Netflix consacre un film à la présence simultanée de deux papes. Film historique ou nouvel épisode de la construction hagiographique et médiatique de l’image de François ?
C’était plein de bonne volonté que j’entamai le visionnage de Les deux papes. De la bonne volonté certes mais aussi un peu d’appréhension : en général, avec ce genre de film, il y a toujours un détail – liturgique, vestimentaire – qui me reste en travers de l’œil. Mais, cette fois, rien de tout cela ; le rouge est rouge, le latin, latin, et tout est aux petits oignons ecclésiastiques. Fabuleux ! Pourtant, je n’ai tenu qu’une petite demi-heure. Je m’étais dit : je vais enfin comprendre quelque chose à cette situation inédite et qui ne peut que troubler un catholique : deux papes en présence ; qu’un pan du voile allait être levé, qu’on allait me proposer un début d’explication illustrée. Mais dès les premières images j’ai su que le voile allait rester de plomb et que ma soif de comprendre resterait sans remède.
Bergoglio le modeste
On commençait par me tromper sur le titre. Deux papes ? Vraiment ? On m’annonçait une espèce de remake du Grand Schisme et je ne voyais qu’un pape et un cardinal dans un face-à-face très tranché : Ratzinger veut se faire élire, Bergoglio, modeste, cherche à partir à la retraite ; le premier joue du piano, passe-temps un peu snob, le second danse le tango, avec une partenaire (!), sur les bords du Rio de la Plata. Ratzinger, dogmatique, croit à l’existence d’une vérité inaltérable, Bergoglio, subtil, ne connaît que le pragmatique ; le premier tient pour la doctrine de l’Eglise, le second pour la tolérance évangélique ; l’Allemand porte des souliers rouges, l’Argentin folâtre dans le jardin un brin d’origan lui chatouillant les narines, devisant de chapelure et de cuisine avec le jardinier, ce digne représentant du peuple. La coupe se remplissait. C’est alors que le cardinal de Buenos Aires y versa cette goutte énorme : « Jésus ne construisait pas des murs, il prêchait la tolérance ».
Débordement ! J’ai su que je n’irai pas plus loin : j’en avais assez vu pour comprendre de quoi il s’agissait. Tant mieux, je dois avouer que je vivais depuis le début du film une torture mentale atroce : je ne sais ce qui a motivé le fait de faire jouer Ratzinger par Anthony Hopkins, si cela tient du désespoir ou du lapsus, mais pendant mes trente minutes de spectacle métaphysique, je m’attendais à ce que Benoit XVI se jette à la gorge du Cardinal Bergoglio pour le dévorer tout cru, le loup et l’agneau version Castel Gandolfo, vous savez, cette résidence d’été pour papes peu évangéliques et aussi parfaitement anachroniques que la garde-robe pontificale que le pape François a verrouillé et dont il a avalé la clef.

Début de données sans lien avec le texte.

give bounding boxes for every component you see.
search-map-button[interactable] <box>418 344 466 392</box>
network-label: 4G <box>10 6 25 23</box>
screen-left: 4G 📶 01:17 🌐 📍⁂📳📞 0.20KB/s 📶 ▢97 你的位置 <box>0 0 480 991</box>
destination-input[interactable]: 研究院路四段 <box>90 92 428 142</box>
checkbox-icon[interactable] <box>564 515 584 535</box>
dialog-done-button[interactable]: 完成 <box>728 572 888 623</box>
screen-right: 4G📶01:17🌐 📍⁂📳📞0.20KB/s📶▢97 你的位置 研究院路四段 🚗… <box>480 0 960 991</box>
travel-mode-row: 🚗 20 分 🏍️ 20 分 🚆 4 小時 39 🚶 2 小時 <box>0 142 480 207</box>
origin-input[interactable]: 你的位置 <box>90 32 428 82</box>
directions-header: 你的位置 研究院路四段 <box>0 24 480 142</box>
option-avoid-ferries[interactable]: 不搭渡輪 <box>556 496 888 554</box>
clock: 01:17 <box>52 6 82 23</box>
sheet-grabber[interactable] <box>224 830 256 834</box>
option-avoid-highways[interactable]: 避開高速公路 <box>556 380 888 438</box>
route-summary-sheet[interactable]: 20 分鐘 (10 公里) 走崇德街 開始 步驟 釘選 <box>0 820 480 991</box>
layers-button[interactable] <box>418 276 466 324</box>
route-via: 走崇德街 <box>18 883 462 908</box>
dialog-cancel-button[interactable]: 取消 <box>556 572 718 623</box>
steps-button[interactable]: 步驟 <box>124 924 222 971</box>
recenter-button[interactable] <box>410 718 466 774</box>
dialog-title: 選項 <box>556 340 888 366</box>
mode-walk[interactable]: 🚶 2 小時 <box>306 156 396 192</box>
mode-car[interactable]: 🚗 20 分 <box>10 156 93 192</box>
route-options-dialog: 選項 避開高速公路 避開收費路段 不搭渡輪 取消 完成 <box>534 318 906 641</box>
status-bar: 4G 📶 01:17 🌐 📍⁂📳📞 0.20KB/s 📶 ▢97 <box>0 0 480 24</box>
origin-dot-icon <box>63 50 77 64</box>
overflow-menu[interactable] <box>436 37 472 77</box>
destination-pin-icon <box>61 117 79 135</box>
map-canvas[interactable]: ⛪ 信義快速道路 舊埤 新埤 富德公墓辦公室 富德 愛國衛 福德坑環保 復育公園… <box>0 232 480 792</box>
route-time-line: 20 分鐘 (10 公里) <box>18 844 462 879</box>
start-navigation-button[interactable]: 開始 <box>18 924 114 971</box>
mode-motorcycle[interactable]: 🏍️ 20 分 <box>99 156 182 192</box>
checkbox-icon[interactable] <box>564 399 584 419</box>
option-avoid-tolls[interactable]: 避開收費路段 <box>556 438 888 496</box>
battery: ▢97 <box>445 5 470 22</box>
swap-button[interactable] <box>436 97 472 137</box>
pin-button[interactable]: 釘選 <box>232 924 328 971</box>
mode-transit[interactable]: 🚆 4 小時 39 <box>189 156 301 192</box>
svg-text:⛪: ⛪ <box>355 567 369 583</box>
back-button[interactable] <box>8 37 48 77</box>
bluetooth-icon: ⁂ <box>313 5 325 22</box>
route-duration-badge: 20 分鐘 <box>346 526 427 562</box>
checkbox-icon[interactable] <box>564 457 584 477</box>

Le film, aux images très netflixiennes, commençait par l’histoire de saint François à Saint-Damien quand le Christ lui demande de rebâtir son Eglise, histoire racontée par l’archevêque Bergoglio. L’argument était là dans cet œuf franciscain, je n’avais pas besoin d’en voir plus pour savoir quel oiseau allait en surgir.